Quantum Error Mitigation by Pauli Check Sandwiching

TL;DR

This paper introduces a quantum error mitigation method called Pauli check sandwiching, which uses multiple parity check pairs to detect errors without encoding overhead, improving fidelity in quantum circuits.

Contribution

The paper provides a theoretical foundation for a new error mitigation technique using multiple parity checks, applicable to arbitrary circuits and input states, with an efficient algorithm for check selection.

Findings

Achieves an average fidelity improvement of 34 percentage points with six check layers.

Applicable to a wide range of circuits, including variational algorithms.

No encoding overhead required, compatible with other error mitigation methods.

Abstract

We describe and analyze an error mitigation technique that uses multiple pairs of parity checks to detect the presence of errors.
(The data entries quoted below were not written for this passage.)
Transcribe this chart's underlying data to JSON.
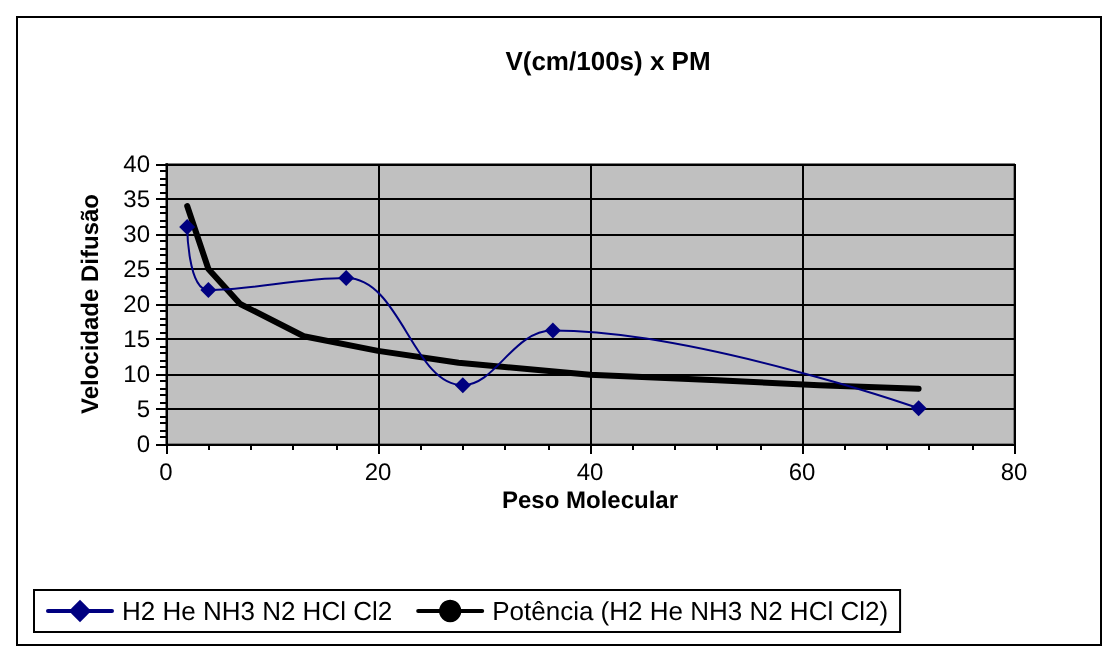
{
  "chart_data": {
    "type": "line",
    "title": "V(cm/100s) x PM",
    "xlabel": "Peso Molecular",
    "ylabel": "Velocidade Difusão",
    "xlim": [
      0,
      80
    ],
    "xticks": [
      0,
      20,
      40,
      60,
      80
    ],
    "ylim": [
      0,
      40
    ],
    "yticks": [
      0,
      5,
      10,
      15,
      20,
      25,
      30,
      35,
      40
    ],
    "grid": true,
    "legend": "bottom",
    "series": [
      {
        "name": "H2 He NH3 N2 HCl Cl2",
        "color": "#000080",
        "marker": "diamond",
        "x": [
          2,
          4,
          17,
          28,
          36.5,
          71
        ],
        "values": [
          31,
          22,
          23.7,
          8.4,
          16.2,
          5.1
        ]
      },
      {
        "name": "Potência (H2 He NH3 N2 HCl Cl2)",
        "color": "#000000",
        "marker": "none",
        "x": [
          2,
          4,
          7,
          13,
          20,
          27.6,
          40,
          52,
          61.6,
          71
        ],
        "values": [
          34,
          25,
          20,
          15.4,
          13.3,
          11.6,
          9.9,
          9.1,
          8.4,
          7.9
        ]
      }
    ]
  }
}
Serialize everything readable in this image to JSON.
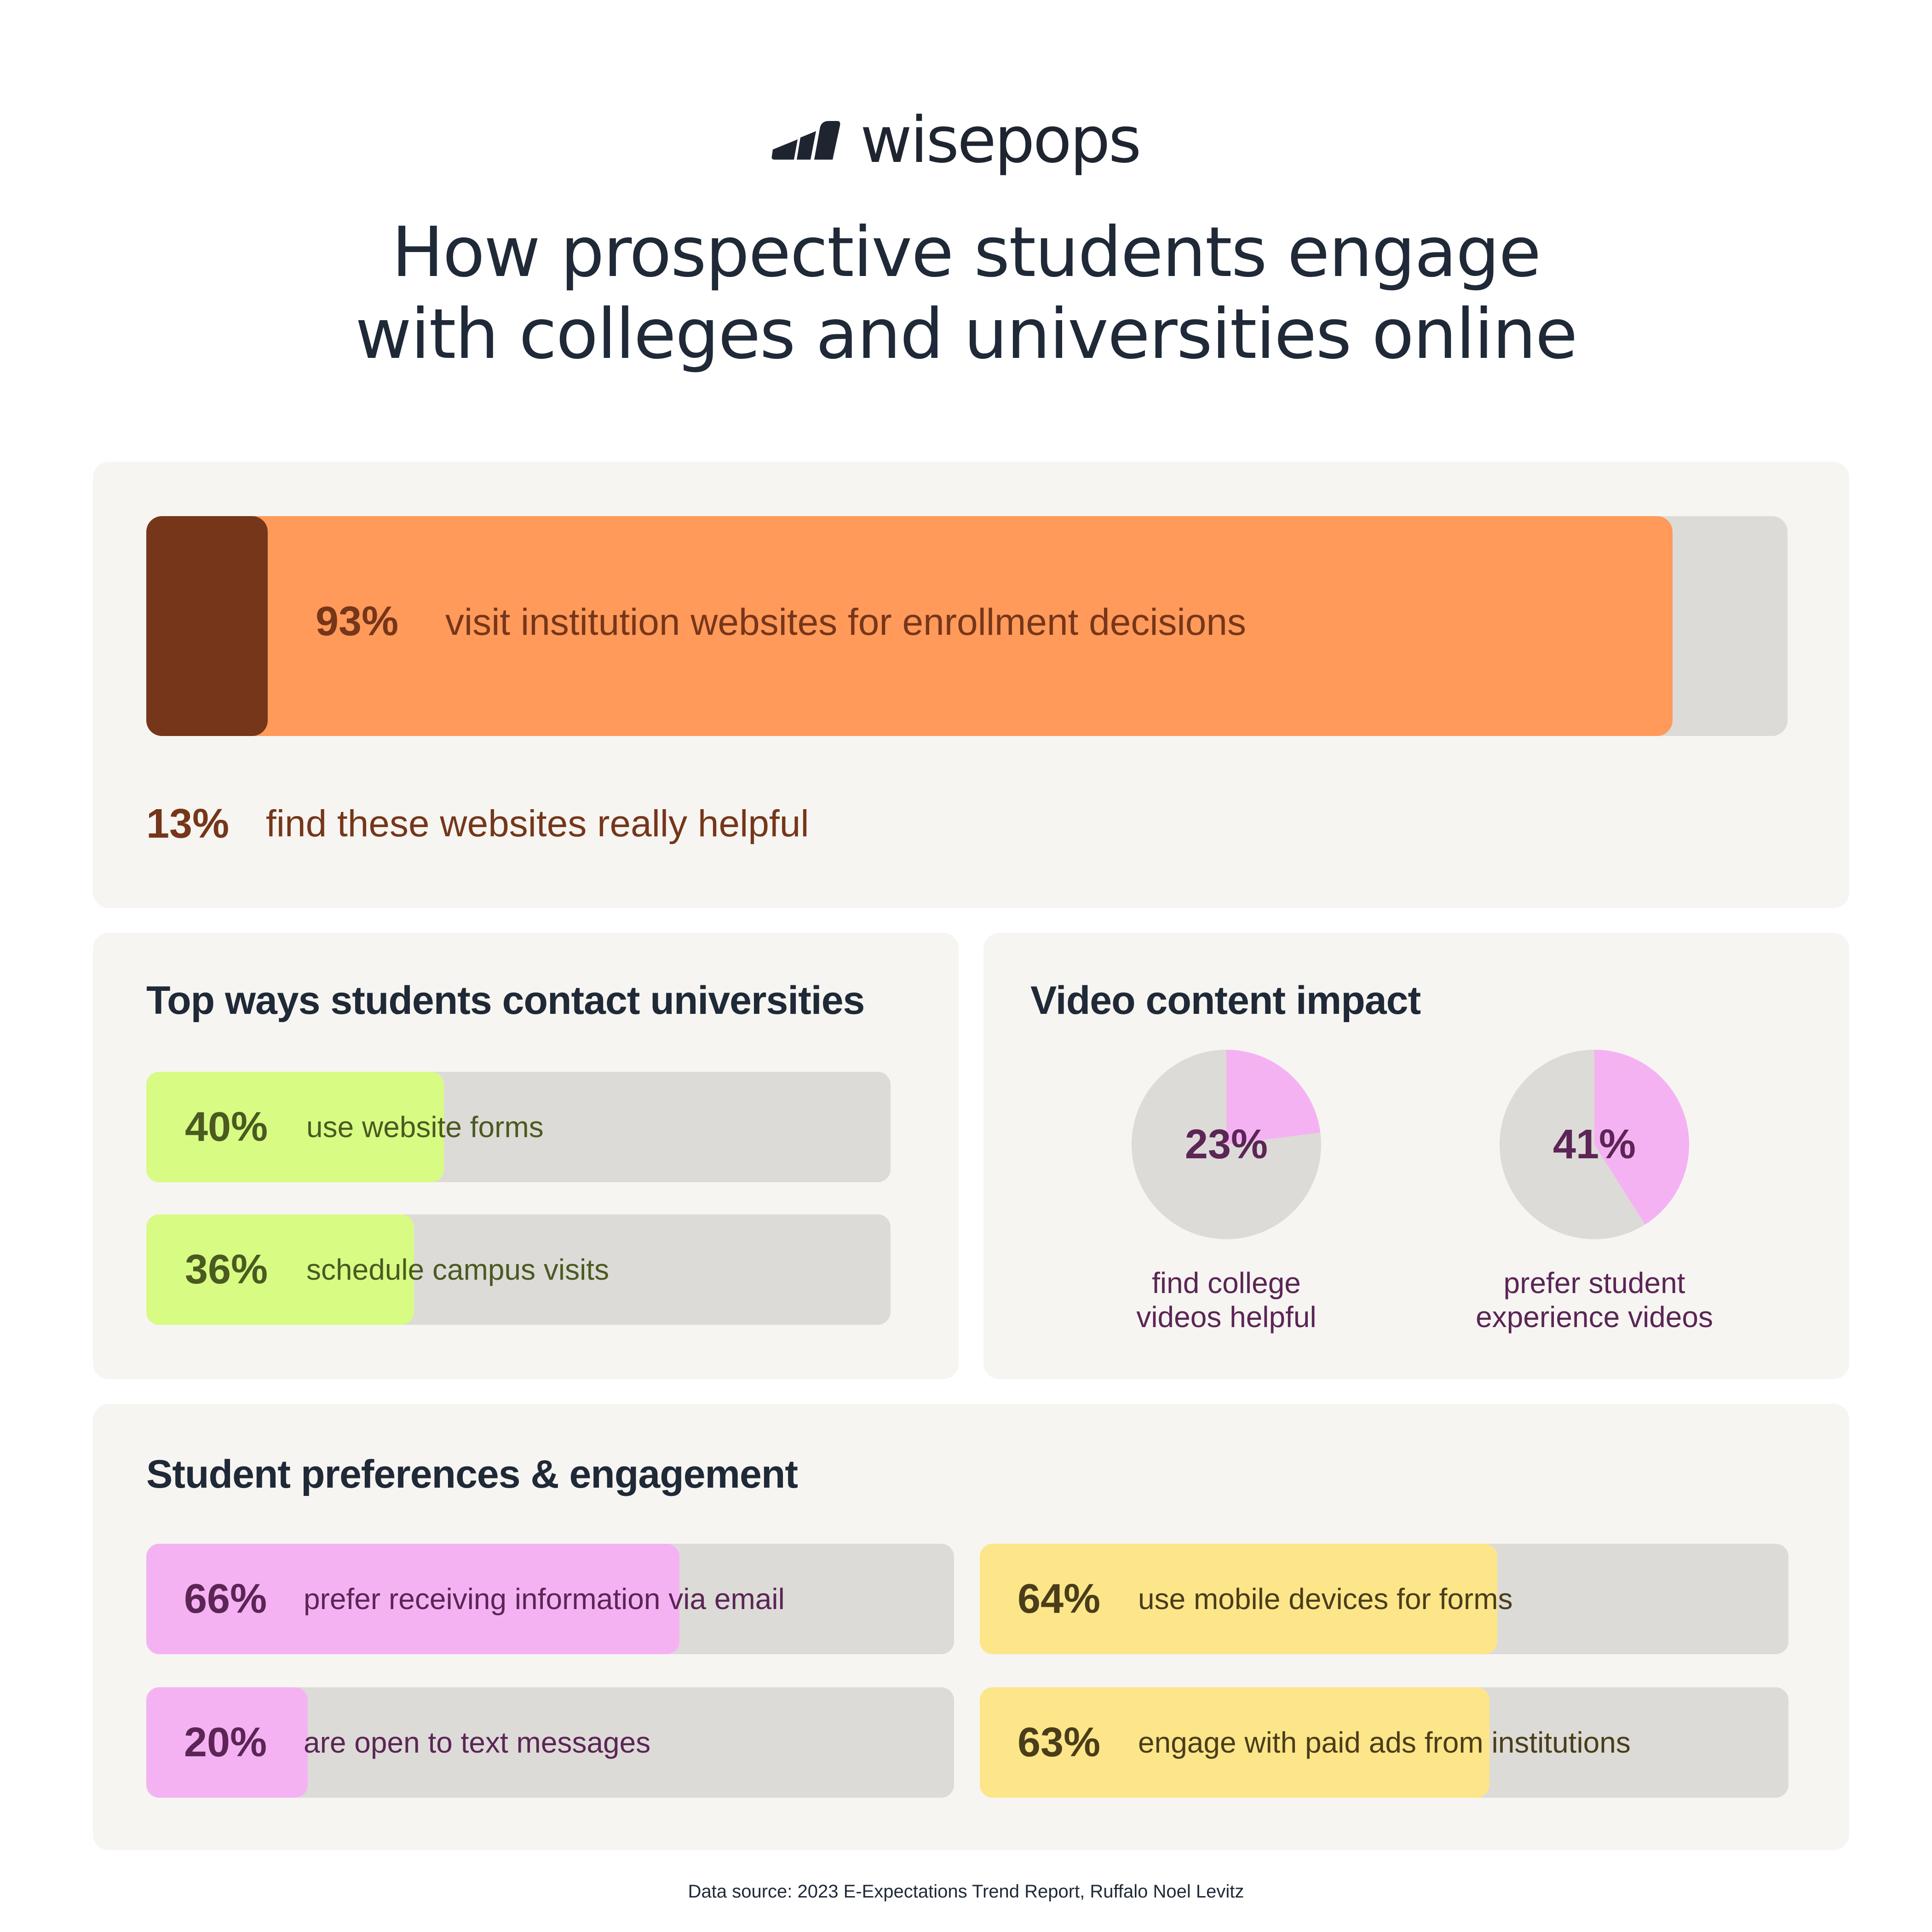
{
  "brand": {
    "name": "wisepops"
  },
  "title": {
    "line1": "How prospective students engage",
    "line2": "with colleges and universities online"
  },
  "colors": {
    "orange": "#ff9a5a",
    "brown": "#76361a",
    "green": "#d8fb84",
    "pink": "#f5b2f3",
    "yellow": "#fde68a",
    "track": "#dddbd7"
  },
  "chart_data": [
    {
      "type": "bar",
      "orientation": "horizontal",
      "categories": [
        "visit institution websites for enrollment decisions",
        "find these websites really helpful"
      ],
      "values": [
        93,
        13
      ],
      "value_labels": [
        "93%",
        "13%"
      ],
      "xlim": [
        0,
        100
      ]
    },
    {
      "type": "bar",
      "orientation": "horizontal",
      "title": "Top ways students contact universities",
      "categories": [
        "use website forms",
        "schedule campus visits"
      ],
      "values": [
        40,
        36
      ],
      "value_labels": [
        "40%",
        "36%"
      ],
      "xlim": [
        0,
        100
      ]
    },
    {
      "type": "pie",
      "title": "Video content impact",
      "series": [
        {
          "name": "find college videos helpful",
          "value": 23,
          "value_label": "23%",
          "label_lines": [
            "find college",
            "videos helpful"
          ]
        },
        {
          "name": "prefer student experience videos",
          "value": 41,
          "value_label": "41%",
          "label_lines": [
            "prefer student",
            "experience videos"
          ]
        }
      ]
    },
    {
      "type": "bar",
      "orientation": "horizontal",
      "title": "Student preferences & engagement",
      "categories": [
        "prefer receiving information via email",
        "are open to text messages",
        "use mobile devices for forms",
        "engage with paid ads from institutions"
      ],
      "values": [
        66,
        20,
        64,
        63
      ],
      "value_labels": [
        "66%",
        "20%",
        "64%",
        "63%"
      ],
      "xlim": [
        0,
        100
      ]
    }
  ],
  "footer": {
    "source": "Data source: 2023 E-Expectations Trend Report, Ruffalo Noel Levitz"
  }
}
Each pair of checks uses one ancilla qubit to detect a component of the error operator and represents one layer of the technique. We build on the results on extended flag gadgets and put it on a firm theoretical foundation. We prove that this technique can recover the noiseless state under the assumption of noise not affecting the checks. The method does not incur any encoding overhead and instead chooses the checks based on the input circuit. We provide an algorithm for obtaining such checks for an arbitrary target circuit. Since the method applies to any circuit and input state, it can be easily combined with other error mitigation techniques. We evaluate the performance of the proposed methods using extensive numerical simulations on 1,850 random input circuits composed of Clifford gates and non-Clifford single-qubit rotations, a class of circuits encompassing most commonly considered variational algorithm circuits. We observe average improvements in fidelity of 34 percentage points with six layers of checks.